China is the third-largest source of food imported into the U.S., but is responsible for the highest number of imported food safety alerts received by the U.S. Federal Drug Administration (FDA). Only a tiny fraction of the shipments moving through these highly fragmented supply chains are inspected, so what risk management methods can be developed to improve safety margins?
Retsef Levi, Professor of Operations Management, MIT Sloan School of Management, explained some possibilities at MIT CTL’s Crossroads 2016 conference on March 23, 2016.
A team of experts from MIT’s Sloan School of Management, the Center for Biomedical Innovation, and the Computer Science and Artificial Intelligence Lab, is doing ground-breaking research on global food supply chains. At the Crossroads conference, Levi focused on one of the questions that the team is addressing: How does the structure of food supply chains impact the risk of economically motivated food adulteration in China?
The level of risk is disturbingly high. Moreover, the Food Safety Modernization Act, which was signed into law by President Obama in 2011, shifts responsibility and accountability for mitigating these risks to industry. Levi described a few examples of cases were dangerous contaminants were found in food produced in China, including tainted baby milk powder and the use of harmful oil in baked food products.
The complexity of China’s food supply chains is one of the main risk drivers. For example, a common model is Dragon Head Farming, were a company contracts with many thousands of farmers to supply foods such as dairy products, poultry, seafood and vegetables. Product consolidators often form another link in the chain between the Dragon Head company and its vast supplier base.

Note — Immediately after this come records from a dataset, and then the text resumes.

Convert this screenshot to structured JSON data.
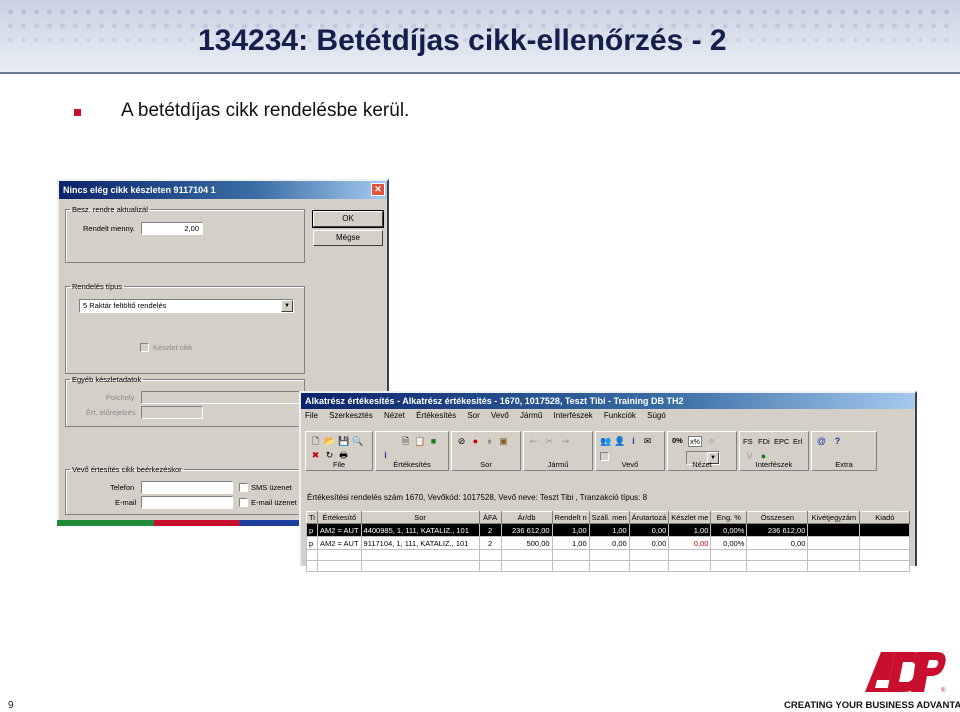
{
  "slide": {
    "title": "134234: Betétdíjas cikk-ellenőrzés - 2",
    "bullet": "A betétdíjas cikk rendelésbe kerül.",
    "page_number": "9",
    "brand": "ADP",
    "tagline": "CREATING YOUR BUSINESS ADVANTAGE"
  },
  "dialog": {
    "title": "Nincs elég cikk készleten 9117104  1",
    "group_order": "Besz. rendre aktualizál",
    "ordered_qty_label": "Rendelt menny.",
    "ordered_qty_value": "2,00",
    "ok_label": "OK",
    "cancel_label": "Mégse",
    "group_order_type": "Rendelés típus",
    "order_type_value": "5 Raktár feltöltő rendelés",
    "stock_item_label": "Készlet cikk",
    "group_other_stock": "Egyéb készletadatok",
    "shelf_label": "Polchely",
    "value_before_label": "Ért. előrejelzés",
    "group_notify": "Vevő értesítés cikk beérkezéskor",
    "phone_label": "Telefon",
    "email_label": "E-mail",
    "sms_label": "SMS üzenet",
    "email_msg_label": "E-mail üzenet"
  },
  "app": {
    "title": "Alkatrész értékesítés - Alkatrész értékesítés -  1670, 1017528, Teszt Tibi - Training DB TH2",
    "menu": [
      "File",
      "Szerkesztés",
      "Nézet",
      "Értékesítés",
      "Sor",
      "Vevő",
      "Jármű",
      "Interfészek",
      "Funkciók",
      "Súgó"
    ],
    "toolbar_groups": [
      "File",
      "Értékesítés",
      "Sor",
      "Jármű",
      "Vevő",
      "Nézet",
      "Interfészek",
      "Extra"
    ],
    "discount_field": "0%",
    "interface_buttons": [
      "FS",
      "FDi",
      "EPC",
      "Erl"
    ],
    "info_line": "Értékesítési rendelés szám 1670, Vevőkód: 1017528, Vevő neve: Teszt Tibi , Tranzakció típus: 8",
    "columns": [
      "Ti",
      "Értékesítő",
      "Sor",
      "ÁFA",
      "Ár/db",
      "Rendelt n",
      "Száll. men",
      "Árutartozá",
      "Készlet me",
      "Eng. %",
      "Összesen",
      "Kivétjegyzám",
      "Kiadó"
    ],
    "rows": [
      [
        "p",
        "AM2 = AUT",
        "4400985, 1, 111, KATALIZ., 101",
        "2",
        "236 612,00",
        "1,00",
        "1,00",
        "0,00",
        "1,00",
        "0,00%",
        "236 612,00",
        "",
        ""
      ],
      [
        "p",
        "AM2 = AUT",
        "9117104, 1, 111, KATALIZ., 101",
        "2",
        "500,00",
        "1,00",
        "0,00",
        "0,00",
        "0,00",
        "0,00%",
        "0,00",
        "",
        ""
      ]
    ]
  },
  "colors": {
    "accent": "#c8102e",
    "title_text": "#141f4b",
    "titlebar": "#0a246a"
  }
}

These thousands of suppliers operate relatively unmonitored, and are subject to tight output targets set by the Dragon Head company, explained Levi. As a result, they have a strong incentive to adulterate product in order to maintain production levels. For example, the research team mapped 95 different antibiotics, chemotherapy drugs, and Chinese medicines that are used to ward off avian flu in chickens. As Levi pointed out, in addition to the economic pressures on these suppliers, “there is no support, no education, and no mentoring.”
After analyzing these operations, the team has identified the level of supply chain dispersion as a critical driver of risk. Sourcing from a highly distributed supplier network increases the risk of economic adulteration. Regions with weaker regulations are also prone to this type of risk. Other drivers include market exposure to major price differences, an excess of unused production capacity, and the availability of contaminants that are difficult to detect. Food products that use ingredients present in industrial applications – oils that come in food and industrial grades, for example – also exhibit a higher risk of adulteration.
Where the range of hard-to-detect contaminants is extremely broad, “trying to develop a robust testing approach is almost impossible,” Levi said. The problem is compounded by regulations driven by legal and scientific experts who assume that rigorous testing is effective for food imports. This may be the case in the pharmaceutical business, but not in the convoluted food supply chains that the team is studying, he said.
If testing is not the answer, how can the threat of food contamination be reduced? The team’s approach is to use supply chain information and predictive modeling to anticipate where the threats are likely to emerge. Efforts to address the underlying problems can then be targeted at these high-risk areas.
Using FDA information on alerts, the team has studied the practices of bad versus good suppliers. They have also analyzed shipment information and mapped the attributes and supply chain patterns associated with high-risk shippers and manufacturers.
For example, between 2006 and 2015 there were almost 63,000 shipments of honey from China to the U.S. About 6,200 shippers were involved, and where adulteration was detected, the main contaminant was antibiotics.
The team has developed a model that predicts where the risk of adulteration is high. The model also accounts for shippers and manufacturers that do not show up on the FDA’s alert system. Some 40,000 shipments represented a significant risk between 2007 and 2014, according to the model. Validation tests confirmed that the model performs well.
A key takeaway from the research is that testing food imports from China is not enough; companies and government agencies also need a deep understanding of the supply chain dynamics that drive risk as well as more effective monitoring systems. Supply chain analytics can be deployed to help prioritize risk at the product, firm, and shipment levels, and to support a more systematic approach to risk management.
The next step is to launch a pilot to test these risk management methods developed by the team.